Le preneur qui envisage un changement d’activité doit donc vérifier non seulement la compatibilité avec la destination du bail, mais également la conformité avec les règles d’urbanisme applicables. Un changement de destination au sens de l’urbanisme peut nécessiter une autorisation administrative distincte de l’accord du bailleur.
Recommandations pratiques pour la rédaction du bail commercial
Pour anticiper les évolutions des nouveaux modèles commerciaux et limiter les impacts sur les locataires, le bail commercial doit intégrer plusieurs éléments :
- Définir une destination du bail claire mais évolutive : privilégier une formulation par famille d’activités plutôt qu’une description trop précise de l’activité initiale
- Prévoir une clause de “process” d’évolution : description du projet, délai de réponse du bailleur, critères objectifs (nuisances, conformité immeuble, assurances, urbanisme/ERP), modalités d’autorisation écrite et avenant si nécessaire (plutôt que de reposer uniquement sur un “silence vaut accord”).

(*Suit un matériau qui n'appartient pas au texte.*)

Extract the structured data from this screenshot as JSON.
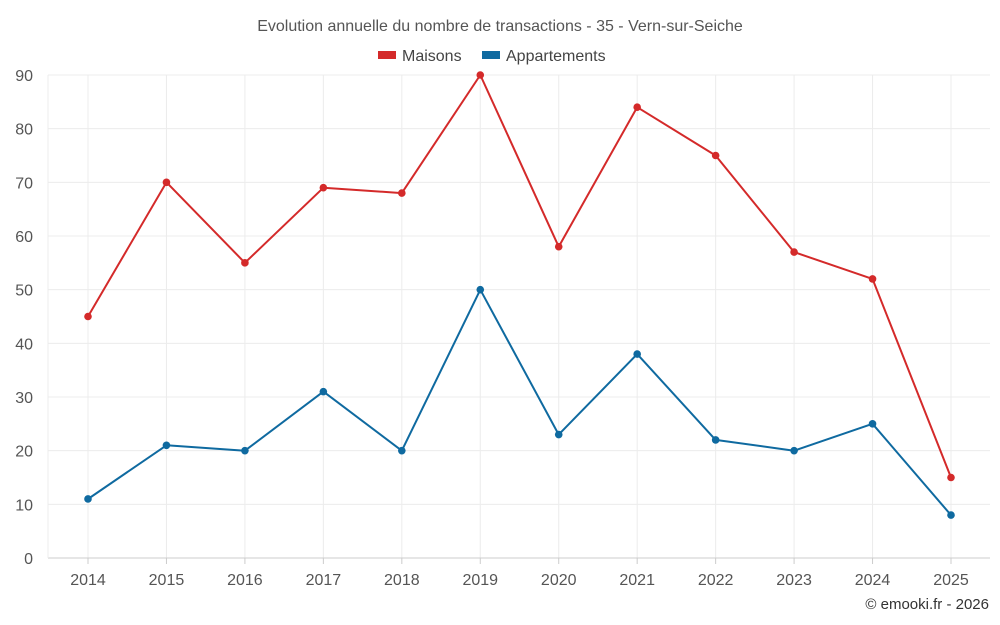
{
  "chart_data": {
    "type": "line",
    "title": "Evolution annuelle du nombre de transactions - 35 - Vern-sur-Seiche",
    "categories": [
      "2014",
      "2015",
      "2016",
      "2017",
      "2018",
      "2019",
      "2020",
      "2021",
      "2022",
      "2023",
      "2024",
      "2025"
    ],
    "series": [
      {
        "name": "Maisons",
        "color": "#d42a2a",
        "values": [
          45,
          70,
          55,
          69,
          68,
          90,
          58,
          84,
          75,
          57,
          52,
          15
        ]
      },
      {
        "name": "Appartements",
        "color": "#0f6aa0",
        "values": [
          11,
          21,
          20,
          31,
          20,
          50,
          23,
          38,
          22,
          20,
          25,
          8
        ]
      }
    ],
    "ylim": [
      0,
      90
    ],
    "yticks": [
      0,
      10,
      20,
      30,
      40,
      50,
      60,
      70,
      80,
      90
    ],
    "xlabel": "",
    "ylabel": "",
    "grid": true,
    "legend": "top-center"
  },
  "credit": "© emooki.fr - 2026"
}
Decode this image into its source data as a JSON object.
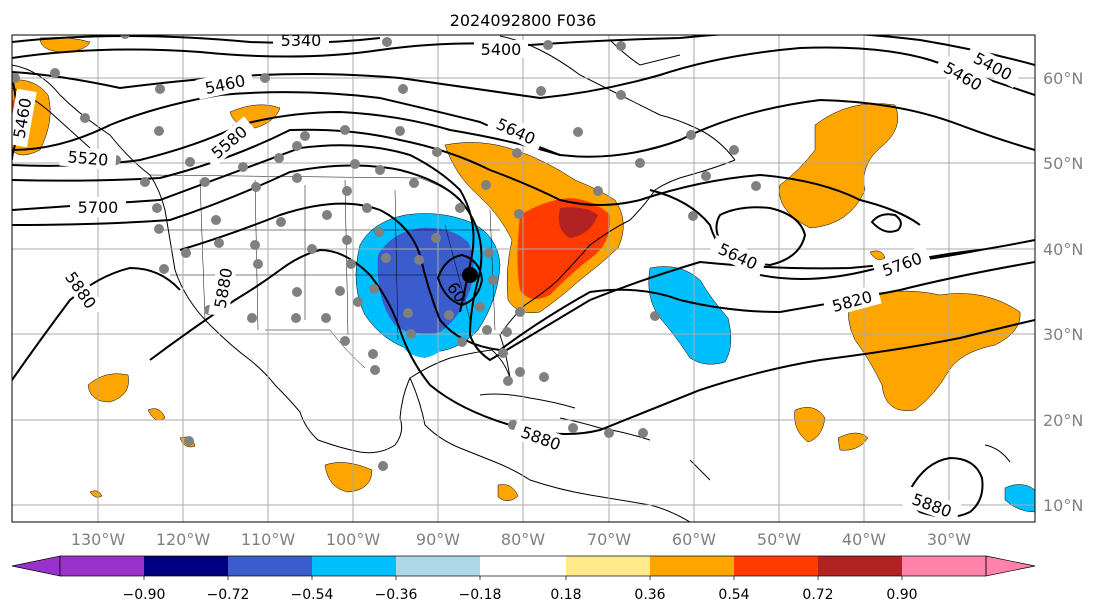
{
  "map": {
    "title": "2024092800 F036",
    "lat_labels": [
      "60°N",
      "50°N",
      "40°N",
      "30°N",
      "20°N",
      "10°N"
    ],
    "lon_labels": [
      "130°W",
      "120°W",
      "110°W",
      "100°W",
      "90°W",
      "80°W",
      "70°W",
      "60°W",
      "50°W",
      "40°W",
      "30°W"
    ],
    "contour_labels": [
      "5340",
      "5400",
      "5400",
      "5460",
      "5460",
      "5460",
      "5520",
      "5580",
      "5640",
      "5640",
      "5700",
      "5760",
      "5820",
      "5880",
      "5880",
      "5880",
      "5880",
      "60"
    ],
    "colors": {
      "purple": "#9932cc",
      "navy": "#000080",
      "royal_blue": "#3a5ccc",
      "deep_sky": "#00bfff",
      "light_blue": "#add8e6",
      "white": "#ffffff",
      "light_yellow": "#ffe98a",
      "orange": "#ffa500",
      "red_orange": "#ff3b00",
      "firebrick": "#b22222",
      "pink": "#ff82ab",
      "station": "#808080",
      "gridline": "#a9a9a9"
    }
  },
  "colorbar": {
    "labels": [
      "−0.90",
      "−0.72",
      "−0.54",
      "−0.36",
      "−0.18",
      "0.18",
      "0.36",
      "0.54",
      "0.72",
      "0.90"
    ]
  }
}
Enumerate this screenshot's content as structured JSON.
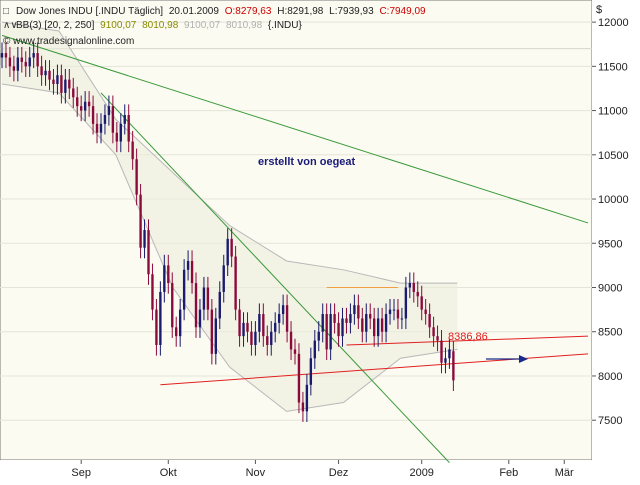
{
  "header": {
    "line1": {
      "symbol": "Dow Jones INDU [.INDU Täglich]",
      "date": "20.01.2009",
      "open": "O:8279,63",
      "high": "H:8291,98",
      "low": "L:7939,93",
      "close": "C:7949,09"
    },
    "line2": {
      "indicator": "BB(3) [20, 2, 250]",
      "band1": "9100,07",
      "band2": "8010,98",
      "band3": "9100,07",
      "band4": "8010,98",
      "symbol": "{.INDU}"
    },
    "copyright": "© www.tradesignalonline.com",
    "currency": "$"
  },
  "annotation_text": "erstellt von oegeat",
  "price_label": "8386,86",
  "colors": {
    "background": "#fbfbf2",
    "up_candle": "#1a1a6e",
    "down_candle": "#8b0a3c",
    "bollinger": "#b8b8b8",
    "green_trend": "#3a9a3a",
    "red_trend": "#e02020",
    "orange_line": "#f0a040",
    "arrow": "#1a2a8a"
  },
  "chart_data": {
    "type": "candlestick",
    "title": "Dow Jones INDU [.INDU Täglich]",
    "ylim": [
      7050,
      12250
    ],
    "yticks": [
      12000,
      11500,
      11000,
      10500,
      10000,
      9500,
      9000,
      8500,
      8000,
      7500
    ],
    "ytick_labels": [
      "12000",
      "11500",
      "11000",
      "10500",
      "10000",
      "9500",
      "9000",
      "8500",
      "8000",
      "7500"
    ],
    "xtick_labels": [
      "Sep",
      "Okt",
      "Nov",
      "Dez",
      "2009",
      "Feb",
      "Mär"
    ],
    "xtick_bars": [
      20,
      42,
      64,
      85,
      106,
      128,
      142
    ],
    "total_bars": 148,
    "close": [
      11650,
      11600,
      11500,
      11450,
      11600,
      11550,
      11500,
      11600,
      11650,
      11500,
      11400,
      11450,
      11350,
      11300,
      11400,
      11200,
      11350,
      11250,
      11150,
      11050,
      11000,
      11100,
      11050,
      10850,
      10750,
      10850,
      10950,
      11050,
      10750,
      10650,
      10850,
      10950,
      10650,
      10450,
      10050,
      9450,
      9650,
      9150,
      8750,
      8350,
      8950,
      9250,
      9050,
      8550,
      8450,
      8750,
      9200,
      9300,
      9050,
      8550,
      8750,
      9000,
      8750,
      8250,
      8650,
      8950,
      9250,
      9550,
      9350,
      8750,
      8450,
      8600,
      8500,
      8350,
      8500,
      8700,
      8450,
      8350,
      8500,
      8600,
      8700,
      8800,
      8500,
      8300,
      8250,
      7700,
      7600,
      7900,
      8200,
      8400,
      8500,
      8700,
      8300,
      8700,
      8600,
      8450,
      8650,
      8600,
      8700,
      8800,
      8650,
      8500,
      8700,
      8650,
      8450,
      8650,
      8500,
      8700,
      8750,
      8750,
      8650,
      8650,
      9000,
      9050,
      8950,
      8900,
      8750,
      8700,
      8550,
      8450,
      8400,
      8150,
      8200,
      8300,
      7950
    ],
    "open": [
      11600,
      11650,
      11600,
      11500,
      11450,
      11600,
      11550,
      11500,
      11600,
      11650,
      11500,
      11400,
      11450,
      11350,
      11300,
      11400,
      11200,
      11350,
      11250,
      11150,
      11050,
      11000,
      11100,
      11050,
      10850,
      10750,
      10850,
      10950,
      11050,
      10750,
      10650,
      10850,
      10950,
      10650,
      10450,
      10050,
      9450,
      9650,
      9150,
      8750,
      8350,
      8950,
      9250,
      9050,
      8550,
      8450,
      8750,
      9200,
      9300,
      9050,
      8550,
      8750,
      9000,
      8750,
      8250,
      8650,
      8950,
      9250,
      9550,
      9350,
      8750,
      8450,
      8600,
      8500,
      8350,
      8500,
      8700,
      8450,
      8350,
      8500,
      8600,
      8700,
      8800,
      8500,
      8300,
      8250,
      7700,
      7600,
      7900,
      8200,
      8400,
      8500,
      8700,
      8300,
      8700,
      8600,
      8450,
      8650,
      8600,
      8700,
      8800,
      8650,
      8500,
      8700,
      8650,
      8450,
      8650,
      8500,
      8700,
      8750,
      8750,
      8650,
      8650,
      9000,
      9050,
      8950,
      8900,
      8750,
      8700,
      8550,
      8450,
      8400,
      8150,
      8200,
      8280
    ],
    "bollinger_upper_approx": [
      12000,
      11900,
      10900,
      10300,
      9700,
      9300,
      9200,
      9050,
      9050
    ],
    "bollinger_lower_approx": [
      11300,
      11200,
      10500,
      9000,
      8100,
      7600,
      7700,
      8200,
      8300
    ],
    "trendlines": [
      {
        "color": "green",
        "from": {
          "bar": 0,
          "value": 11850
        },
        "to": {
          "bar": 148,
          "value": 9730
        }
      },
      {
        "color": "green",
        "from": {
          "bar": 25,
          "value": 11200
        },
        "to": {
          "bar": 113,
          "value": 7020
        }
      },
      {
        "color": "red",
        "from": {
          "bar": 40,
          "value": 7900
        },
        "to": {
          "bar": 148,
          "value": 8250
        }
      },
      {
        "color": "red",
        "from": {
          "bar": 87,
          "value": 8350
        },
        "to": {
          "bar": 148,
          "value": 8450
        }
      },
      {
        "color": "orange",
        "from": {
          "bar": 82,
          "value": 9000
        },
        "to": {
          "bar": 100,
          "value": 9000
        }
      }
    ],
    "horizontal_line": 11700,
    "last_price_label": "8386,86"
  }
}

- Encadrer les nuisances par des stipulations précises : horaires, flux logistiques, normes acoustiques et olfactives, particulièrement pour les activités de click & collect et dark stores
- Répartir clairement les obligations de travaux : distinguer les travaux de mise aux normes selon l’activité exercée et les travaux d’aménagement liés à l’évolution de l’activité
- Imposer des obligations d’assurance adaptatives : prévoir l’obligation de souscrire des garanties correspondant à l’activité réellement exercée
- Articuler destination et cessibilité : trouver un équilibre entre la liberté de cession et le contrôle du bailleur sur l’activité du cessionnaire
- Prévoir les modalités de déspécialisation du bail : anticiper les conditions dans lesquelles le preneur pourra solliciter une déspécialisation partielle ou totale
- Vérifier la conformité avec les règles d’urbanisme : s’assurer que la destination prévue respecte le Code du commerce et urbanisme applicable localement
Anticiper les risques de fermeture et sécuriser l’exploitation
Les risques de fermeture liés à un changement de destination non autorisé ou à une non-conformité avec la réglementation des dark stores peuvent avoir des conséquences lourdes pour le preneur. Une rédaction anticipative du bail commercial permet de sécuriser l’exploitation en prévoyant :
- Les conditions dans lesquelles le preneur peut faire évoluer son activité sans risquer une résiliation
- Les obligations respectives en matière de mise en conformité avec la réglementation applicable
- Les procédures de concertation en cas de modification substantielle de l’activité
La rédaction du bail commercial doit désormais intégrer la réalité des nouveaux modèles commerciaux. Une destination figée expose le preneur à des procédures de déspécialisation longues et coûteuses, tandis qu’une destination trop large peut inquiéter le bailleur et dévaloriser son patrimoine. L’équilibre réside dans une rédaction précise mais évolutive, accompagnée de clauses encadrant les nuisances et répartissant clairement les obligations entre les parties. Cette approche permet de limiter les impacts sur les locataires tout en offrant la flexibilité nécessaire à l’adaptation aux nouveaux modèles économiques.